De Filippis retired from motorsport in 1959, following Behra's death at AVUS. Too many of her friends had given their lives to the racetrack, but Behra's accident was all the more potent because he died behind the wheel of the car that de Filippis should have been driving that weekend.
"I knew that I was part of the family. And when I stopped racing, that was because Jean Behra had died in a race where I was supposed to race, not him. He went to the race without a drive, and I said 'it is ridiculous that I should race in your car when you stay on the floor. You go and race your car.
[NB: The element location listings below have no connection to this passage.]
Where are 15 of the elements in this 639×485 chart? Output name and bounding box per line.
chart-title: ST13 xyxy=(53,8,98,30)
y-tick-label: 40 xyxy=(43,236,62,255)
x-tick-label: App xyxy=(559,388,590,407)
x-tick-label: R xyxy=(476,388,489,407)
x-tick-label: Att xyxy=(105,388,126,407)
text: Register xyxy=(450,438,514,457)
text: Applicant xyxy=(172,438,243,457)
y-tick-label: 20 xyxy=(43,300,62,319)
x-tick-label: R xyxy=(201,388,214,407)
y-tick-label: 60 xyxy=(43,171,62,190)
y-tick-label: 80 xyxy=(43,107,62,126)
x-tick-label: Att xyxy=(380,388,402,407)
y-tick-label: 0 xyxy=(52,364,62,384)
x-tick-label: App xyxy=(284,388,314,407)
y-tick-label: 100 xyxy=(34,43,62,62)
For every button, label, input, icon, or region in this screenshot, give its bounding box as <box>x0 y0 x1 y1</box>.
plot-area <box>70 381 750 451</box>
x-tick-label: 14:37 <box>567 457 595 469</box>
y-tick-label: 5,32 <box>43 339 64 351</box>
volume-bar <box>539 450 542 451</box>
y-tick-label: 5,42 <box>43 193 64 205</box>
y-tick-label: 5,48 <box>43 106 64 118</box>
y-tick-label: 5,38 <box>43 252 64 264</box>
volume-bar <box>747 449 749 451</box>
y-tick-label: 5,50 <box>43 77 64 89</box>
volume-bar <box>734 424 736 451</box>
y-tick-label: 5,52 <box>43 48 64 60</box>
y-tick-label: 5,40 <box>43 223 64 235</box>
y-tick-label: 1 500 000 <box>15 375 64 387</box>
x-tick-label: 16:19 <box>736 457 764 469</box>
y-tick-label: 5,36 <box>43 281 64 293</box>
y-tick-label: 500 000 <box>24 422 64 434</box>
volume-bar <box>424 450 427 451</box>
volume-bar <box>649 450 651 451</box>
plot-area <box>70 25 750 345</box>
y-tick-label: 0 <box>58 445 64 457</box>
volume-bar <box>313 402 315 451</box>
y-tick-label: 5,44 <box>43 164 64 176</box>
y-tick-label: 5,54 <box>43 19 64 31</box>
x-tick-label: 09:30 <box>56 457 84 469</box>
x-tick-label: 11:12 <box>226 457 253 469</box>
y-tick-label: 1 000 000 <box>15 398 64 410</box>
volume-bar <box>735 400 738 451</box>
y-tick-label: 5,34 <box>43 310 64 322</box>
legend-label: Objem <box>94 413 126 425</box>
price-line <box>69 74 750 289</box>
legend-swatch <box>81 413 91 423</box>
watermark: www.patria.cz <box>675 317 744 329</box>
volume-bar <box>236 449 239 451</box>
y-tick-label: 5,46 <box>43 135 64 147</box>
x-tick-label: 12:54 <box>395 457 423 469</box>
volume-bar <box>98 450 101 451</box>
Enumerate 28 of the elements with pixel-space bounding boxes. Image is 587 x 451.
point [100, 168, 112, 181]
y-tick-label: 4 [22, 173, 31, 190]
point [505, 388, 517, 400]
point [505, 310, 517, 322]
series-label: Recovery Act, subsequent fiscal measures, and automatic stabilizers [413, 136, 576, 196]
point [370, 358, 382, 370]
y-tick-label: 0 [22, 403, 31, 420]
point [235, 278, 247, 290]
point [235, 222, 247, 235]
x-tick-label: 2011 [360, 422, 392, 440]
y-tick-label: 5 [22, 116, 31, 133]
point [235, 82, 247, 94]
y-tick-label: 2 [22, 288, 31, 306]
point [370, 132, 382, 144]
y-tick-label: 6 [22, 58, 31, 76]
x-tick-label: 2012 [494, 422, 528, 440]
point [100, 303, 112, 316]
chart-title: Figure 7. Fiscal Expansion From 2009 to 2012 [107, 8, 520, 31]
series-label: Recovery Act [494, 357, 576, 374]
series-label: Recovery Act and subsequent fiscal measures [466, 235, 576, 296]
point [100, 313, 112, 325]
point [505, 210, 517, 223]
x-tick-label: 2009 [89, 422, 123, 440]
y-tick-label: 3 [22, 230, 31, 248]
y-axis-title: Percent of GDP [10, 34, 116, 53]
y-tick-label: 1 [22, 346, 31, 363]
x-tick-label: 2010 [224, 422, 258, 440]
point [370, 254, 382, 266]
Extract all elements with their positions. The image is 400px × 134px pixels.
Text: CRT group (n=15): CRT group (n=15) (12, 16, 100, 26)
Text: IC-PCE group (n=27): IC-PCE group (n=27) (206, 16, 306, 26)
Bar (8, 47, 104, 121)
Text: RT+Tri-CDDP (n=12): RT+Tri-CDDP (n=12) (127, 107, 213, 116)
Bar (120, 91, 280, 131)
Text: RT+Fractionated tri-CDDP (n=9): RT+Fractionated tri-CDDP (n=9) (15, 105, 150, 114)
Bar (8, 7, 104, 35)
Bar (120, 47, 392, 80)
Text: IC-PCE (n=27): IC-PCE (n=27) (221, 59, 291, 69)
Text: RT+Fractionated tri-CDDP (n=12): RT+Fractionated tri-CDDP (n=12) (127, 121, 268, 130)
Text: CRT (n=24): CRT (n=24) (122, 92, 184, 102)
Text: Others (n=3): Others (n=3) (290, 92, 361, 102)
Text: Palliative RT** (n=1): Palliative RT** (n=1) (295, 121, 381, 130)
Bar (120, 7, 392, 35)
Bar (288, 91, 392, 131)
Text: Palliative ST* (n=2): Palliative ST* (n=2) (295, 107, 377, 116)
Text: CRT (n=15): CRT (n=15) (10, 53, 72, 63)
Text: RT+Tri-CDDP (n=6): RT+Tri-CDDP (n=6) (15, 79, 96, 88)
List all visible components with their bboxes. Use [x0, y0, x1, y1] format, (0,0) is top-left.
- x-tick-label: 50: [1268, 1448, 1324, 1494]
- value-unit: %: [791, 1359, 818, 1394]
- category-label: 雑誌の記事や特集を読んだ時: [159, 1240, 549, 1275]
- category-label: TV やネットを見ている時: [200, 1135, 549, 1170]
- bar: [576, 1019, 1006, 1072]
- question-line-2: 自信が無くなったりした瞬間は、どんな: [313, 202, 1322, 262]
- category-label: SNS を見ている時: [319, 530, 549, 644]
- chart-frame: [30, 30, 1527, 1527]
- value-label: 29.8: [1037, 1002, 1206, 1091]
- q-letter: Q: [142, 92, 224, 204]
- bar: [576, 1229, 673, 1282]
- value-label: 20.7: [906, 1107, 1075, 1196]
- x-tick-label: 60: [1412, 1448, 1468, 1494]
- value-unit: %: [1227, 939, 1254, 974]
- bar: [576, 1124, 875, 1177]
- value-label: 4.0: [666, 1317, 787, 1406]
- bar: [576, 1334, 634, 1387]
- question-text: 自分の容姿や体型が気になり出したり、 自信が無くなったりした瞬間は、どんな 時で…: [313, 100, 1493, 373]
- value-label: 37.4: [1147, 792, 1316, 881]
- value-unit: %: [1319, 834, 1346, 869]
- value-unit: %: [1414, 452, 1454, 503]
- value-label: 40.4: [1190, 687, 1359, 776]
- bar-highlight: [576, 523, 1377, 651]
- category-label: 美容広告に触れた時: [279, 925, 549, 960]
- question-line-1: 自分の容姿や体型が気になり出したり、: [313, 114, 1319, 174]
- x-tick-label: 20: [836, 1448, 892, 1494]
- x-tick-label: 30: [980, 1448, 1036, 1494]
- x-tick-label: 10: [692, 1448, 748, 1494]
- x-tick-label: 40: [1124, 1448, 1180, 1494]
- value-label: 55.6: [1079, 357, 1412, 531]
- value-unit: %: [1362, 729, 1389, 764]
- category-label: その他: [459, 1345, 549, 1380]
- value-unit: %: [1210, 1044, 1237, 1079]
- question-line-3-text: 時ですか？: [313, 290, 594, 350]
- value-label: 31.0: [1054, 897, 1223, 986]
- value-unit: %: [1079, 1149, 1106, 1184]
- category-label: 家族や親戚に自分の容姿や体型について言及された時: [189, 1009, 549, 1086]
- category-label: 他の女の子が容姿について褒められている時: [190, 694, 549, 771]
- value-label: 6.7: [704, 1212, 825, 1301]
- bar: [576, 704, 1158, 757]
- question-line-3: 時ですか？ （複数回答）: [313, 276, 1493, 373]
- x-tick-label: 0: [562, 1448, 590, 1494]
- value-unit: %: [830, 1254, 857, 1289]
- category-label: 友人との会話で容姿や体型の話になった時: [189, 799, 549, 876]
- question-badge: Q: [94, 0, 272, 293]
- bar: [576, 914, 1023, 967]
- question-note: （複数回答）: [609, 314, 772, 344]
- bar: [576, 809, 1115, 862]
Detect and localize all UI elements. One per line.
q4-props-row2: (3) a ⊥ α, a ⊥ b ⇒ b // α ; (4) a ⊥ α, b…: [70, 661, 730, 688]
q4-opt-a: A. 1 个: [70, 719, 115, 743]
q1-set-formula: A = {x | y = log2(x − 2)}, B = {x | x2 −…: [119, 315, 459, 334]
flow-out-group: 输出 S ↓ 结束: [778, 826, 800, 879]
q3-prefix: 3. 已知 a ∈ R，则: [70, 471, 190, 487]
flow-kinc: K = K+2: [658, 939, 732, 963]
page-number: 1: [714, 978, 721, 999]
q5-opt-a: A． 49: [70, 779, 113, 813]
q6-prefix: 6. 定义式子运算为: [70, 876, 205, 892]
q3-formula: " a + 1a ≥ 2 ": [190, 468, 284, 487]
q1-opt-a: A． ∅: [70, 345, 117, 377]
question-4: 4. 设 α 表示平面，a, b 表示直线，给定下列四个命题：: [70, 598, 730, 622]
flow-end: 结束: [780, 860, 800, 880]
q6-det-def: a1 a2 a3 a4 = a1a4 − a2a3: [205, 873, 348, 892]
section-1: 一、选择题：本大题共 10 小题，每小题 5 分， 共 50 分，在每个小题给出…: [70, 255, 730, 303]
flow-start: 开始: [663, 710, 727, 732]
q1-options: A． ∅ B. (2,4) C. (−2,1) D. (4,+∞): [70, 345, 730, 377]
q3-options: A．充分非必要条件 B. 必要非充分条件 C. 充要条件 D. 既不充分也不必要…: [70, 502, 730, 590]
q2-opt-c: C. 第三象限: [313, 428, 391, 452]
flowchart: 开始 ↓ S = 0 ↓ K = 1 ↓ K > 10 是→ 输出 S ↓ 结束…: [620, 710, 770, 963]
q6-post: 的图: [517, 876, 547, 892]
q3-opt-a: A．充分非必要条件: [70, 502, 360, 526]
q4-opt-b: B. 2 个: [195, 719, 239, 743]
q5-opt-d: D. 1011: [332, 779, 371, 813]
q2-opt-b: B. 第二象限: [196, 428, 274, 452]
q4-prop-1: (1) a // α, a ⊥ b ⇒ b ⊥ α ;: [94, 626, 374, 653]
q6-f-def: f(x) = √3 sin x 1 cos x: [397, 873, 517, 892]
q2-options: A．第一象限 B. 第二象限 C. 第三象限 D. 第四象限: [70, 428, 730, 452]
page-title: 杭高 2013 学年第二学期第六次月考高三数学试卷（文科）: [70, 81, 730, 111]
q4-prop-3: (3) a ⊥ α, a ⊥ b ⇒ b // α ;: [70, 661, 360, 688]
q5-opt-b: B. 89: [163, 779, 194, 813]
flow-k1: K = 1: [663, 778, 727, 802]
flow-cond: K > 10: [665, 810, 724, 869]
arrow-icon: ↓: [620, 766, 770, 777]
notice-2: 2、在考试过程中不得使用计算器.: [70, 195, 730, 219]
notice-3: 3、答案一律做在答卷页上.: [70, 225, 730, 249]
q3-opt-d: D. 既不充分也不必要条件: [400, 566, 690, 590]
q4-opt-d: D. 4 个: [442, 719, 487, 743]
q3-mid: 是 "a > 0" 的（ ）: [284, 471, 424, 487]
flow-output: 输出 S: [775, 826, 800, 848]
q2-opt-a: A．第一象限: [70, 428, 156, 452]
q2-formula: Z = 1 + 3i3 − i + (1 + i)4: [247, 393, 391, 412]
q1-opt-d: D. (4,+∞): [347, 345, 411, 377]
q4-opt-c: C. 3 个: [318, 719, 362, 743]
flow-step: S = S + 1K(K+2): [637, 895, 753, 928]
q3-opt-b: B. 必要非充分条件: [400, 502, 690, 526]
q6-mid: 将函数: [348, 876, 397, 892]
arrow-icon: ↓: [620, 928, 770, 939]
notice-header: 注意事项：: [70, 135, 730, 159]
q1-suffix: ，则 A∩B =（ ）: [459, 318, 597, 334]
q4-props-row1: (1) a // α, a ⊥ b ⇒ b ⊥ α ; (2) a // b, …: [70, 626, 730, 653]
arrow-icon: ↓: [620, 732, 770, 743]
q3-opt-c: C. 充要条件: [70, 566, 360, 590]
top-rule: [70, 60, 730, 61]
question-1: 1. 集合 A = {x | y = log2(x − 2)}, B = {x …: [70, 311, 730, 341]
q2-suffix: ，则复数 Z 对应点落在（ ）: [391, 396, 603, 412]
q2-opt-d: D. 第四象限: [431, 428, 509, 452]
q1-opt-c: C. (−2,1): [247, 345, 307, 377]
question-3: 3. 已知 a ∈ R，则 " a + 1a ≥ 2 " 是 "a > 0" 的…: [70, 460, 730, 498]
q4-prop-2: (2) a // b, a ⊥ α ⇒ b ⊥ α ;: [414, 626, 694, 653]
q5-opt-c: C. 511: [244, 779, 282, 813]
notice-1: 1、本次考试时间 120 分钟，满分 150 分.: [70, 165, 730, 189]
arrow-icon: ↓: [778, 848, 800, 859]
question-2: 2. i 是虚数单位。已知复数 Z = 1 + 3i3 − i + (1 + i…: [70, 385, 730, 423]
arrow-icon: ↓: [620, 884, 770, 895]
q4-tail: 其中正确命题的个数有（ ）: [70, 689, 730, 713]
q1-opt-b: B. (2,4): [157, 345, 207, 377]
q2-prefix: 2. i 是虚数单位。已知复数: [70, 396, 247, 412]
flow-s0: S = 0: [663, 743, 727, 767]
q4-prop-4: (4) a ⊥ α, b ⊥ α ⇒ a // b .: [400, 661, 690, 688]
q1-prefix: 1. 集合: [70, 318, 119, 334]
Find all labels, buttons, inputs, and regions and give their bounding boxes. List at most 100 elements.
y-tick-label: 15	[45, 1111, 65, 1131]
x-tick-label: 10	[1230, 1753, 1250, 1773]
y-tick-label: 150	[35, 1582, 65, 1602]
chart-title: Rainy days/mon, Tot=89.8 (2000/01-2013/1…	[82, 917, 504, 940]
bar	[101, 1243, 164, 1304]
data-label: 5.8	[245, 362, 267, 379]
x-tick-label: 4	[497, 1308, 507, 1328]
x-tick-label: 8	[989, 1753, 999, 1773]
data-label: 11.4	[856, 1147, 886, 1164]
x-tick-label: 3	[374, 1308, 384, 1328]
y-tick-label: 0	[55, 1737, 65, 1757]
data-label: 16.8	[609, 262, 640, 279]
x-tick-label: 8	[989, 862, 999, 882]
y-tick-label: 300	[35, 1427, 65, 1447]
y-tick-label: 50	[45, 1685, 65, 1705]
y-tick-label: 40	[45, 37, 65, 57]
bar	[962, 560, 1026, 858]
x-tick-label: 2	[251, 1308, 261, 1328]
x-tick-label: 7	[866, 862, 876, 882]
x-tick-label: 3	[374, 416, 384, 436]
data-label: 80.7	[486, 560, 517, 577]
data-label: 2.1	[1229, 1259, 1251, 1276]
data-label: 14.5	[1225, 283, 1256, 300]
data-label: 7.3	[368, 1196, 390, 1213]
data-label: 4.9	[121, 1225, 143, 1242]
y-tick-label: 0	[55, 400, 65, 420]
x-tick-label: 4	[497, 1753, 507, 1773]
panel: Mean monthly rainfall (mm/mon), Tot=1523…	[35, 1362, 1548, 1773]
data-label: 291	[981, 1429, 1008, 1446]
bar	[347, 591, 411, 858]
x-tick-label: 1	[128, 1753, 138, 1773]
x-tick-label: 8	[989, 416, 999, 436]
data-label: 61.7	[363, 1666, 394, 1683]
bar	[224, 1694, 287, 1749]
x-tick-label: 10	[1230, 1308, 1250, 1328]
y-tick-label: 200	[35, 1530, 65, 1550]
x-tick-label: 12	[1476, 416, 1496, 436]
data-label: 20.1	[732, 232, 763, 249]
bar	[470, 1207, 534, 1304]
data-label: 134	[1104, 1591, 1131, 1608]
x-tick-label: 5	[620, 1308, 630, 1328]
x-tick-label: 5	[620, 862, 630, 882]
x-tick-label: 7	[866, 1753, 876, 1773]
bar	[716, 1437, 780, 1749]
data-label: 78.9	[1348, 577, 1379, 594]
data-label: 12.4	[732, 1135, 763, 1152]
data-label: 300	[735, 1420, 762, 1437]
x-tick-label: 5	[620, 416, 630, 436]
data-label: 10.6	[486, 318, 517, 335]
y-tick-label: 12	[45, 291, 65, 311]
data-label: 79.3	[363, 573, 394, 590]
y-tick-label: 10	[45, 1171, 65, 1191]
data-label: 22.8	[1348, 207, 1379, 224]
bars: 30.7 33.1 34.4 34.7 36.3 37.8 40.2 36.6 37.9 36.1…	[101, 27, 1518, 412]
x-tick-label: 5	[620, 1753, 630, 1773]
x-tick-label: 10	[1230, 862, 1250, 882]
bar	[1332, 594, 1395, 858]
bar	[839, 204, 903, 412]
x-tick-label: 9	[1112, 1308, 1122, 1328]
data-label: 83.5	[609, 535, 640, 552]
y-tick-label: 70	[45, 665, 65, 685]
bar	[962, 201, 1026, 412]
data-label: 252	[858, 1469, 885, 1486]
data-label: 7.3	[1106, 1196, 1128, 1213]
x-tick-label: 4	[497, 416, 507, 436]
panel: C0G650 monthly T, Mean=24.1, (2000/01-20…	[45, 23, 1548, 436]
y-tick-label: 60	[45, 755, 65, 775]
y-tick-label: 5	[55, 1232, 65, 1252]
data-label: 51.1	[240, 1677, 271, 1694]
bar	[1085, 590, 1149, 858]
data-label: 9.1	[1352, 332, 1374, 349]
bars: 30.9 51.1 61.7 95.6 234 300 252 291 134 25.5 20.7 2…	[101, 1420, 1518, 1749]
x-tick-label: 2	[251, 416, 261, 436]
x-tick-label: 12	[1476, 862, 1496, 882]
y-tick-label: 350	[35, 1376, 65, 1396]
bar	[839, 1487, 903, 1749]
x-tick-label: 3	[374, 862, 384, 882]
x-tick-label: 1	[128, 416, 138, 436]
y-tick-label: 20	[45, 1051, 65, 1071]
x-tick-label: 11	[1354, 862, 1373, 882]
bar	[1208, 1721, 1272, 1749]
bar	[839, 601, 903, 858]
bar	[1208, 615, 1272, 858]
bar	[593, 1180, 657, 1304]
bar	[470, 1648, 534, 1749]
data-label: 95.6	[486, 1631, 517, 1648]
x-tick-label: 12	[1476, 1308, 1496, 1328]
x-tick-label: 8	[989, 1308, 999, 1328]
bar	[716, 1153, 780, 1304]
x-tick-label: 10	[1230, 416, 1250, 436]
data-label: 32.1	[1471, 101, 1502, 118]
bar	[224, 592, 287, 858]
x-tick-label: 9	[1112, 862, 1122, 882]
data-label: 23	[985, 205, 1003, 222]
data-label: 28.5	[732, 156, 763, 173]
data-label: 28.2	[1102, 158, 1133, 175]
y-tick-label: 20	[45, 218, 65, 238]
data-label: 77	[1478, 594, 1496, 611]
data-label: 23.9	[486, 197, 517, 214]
It's your car.' I didn't even go to the race.
"Then, on the radio, I heard that he was dead. I decided, on the spot, to stop racing. Too many friends had gone."
Following Behra's death, Maria Teresa de Filippis retreated from the world of motorsport and turned her attention to raising a family. It took twenty years before she would be ready to re-enter the paddock, but in 1979 she joined the Grand Prix Drivers' Club and reconnected with the world she had left decades earlier.
"When I came back, the other guys had this club and they said 'join us'. It was the same as it had been twenty years before. Only the ones who died were not there. The start was more or less a continuation of what had been -- twenty years disappeared."
The interview took place in a combination of English, French, and Italian, and with translation help from Theo K. Huschek.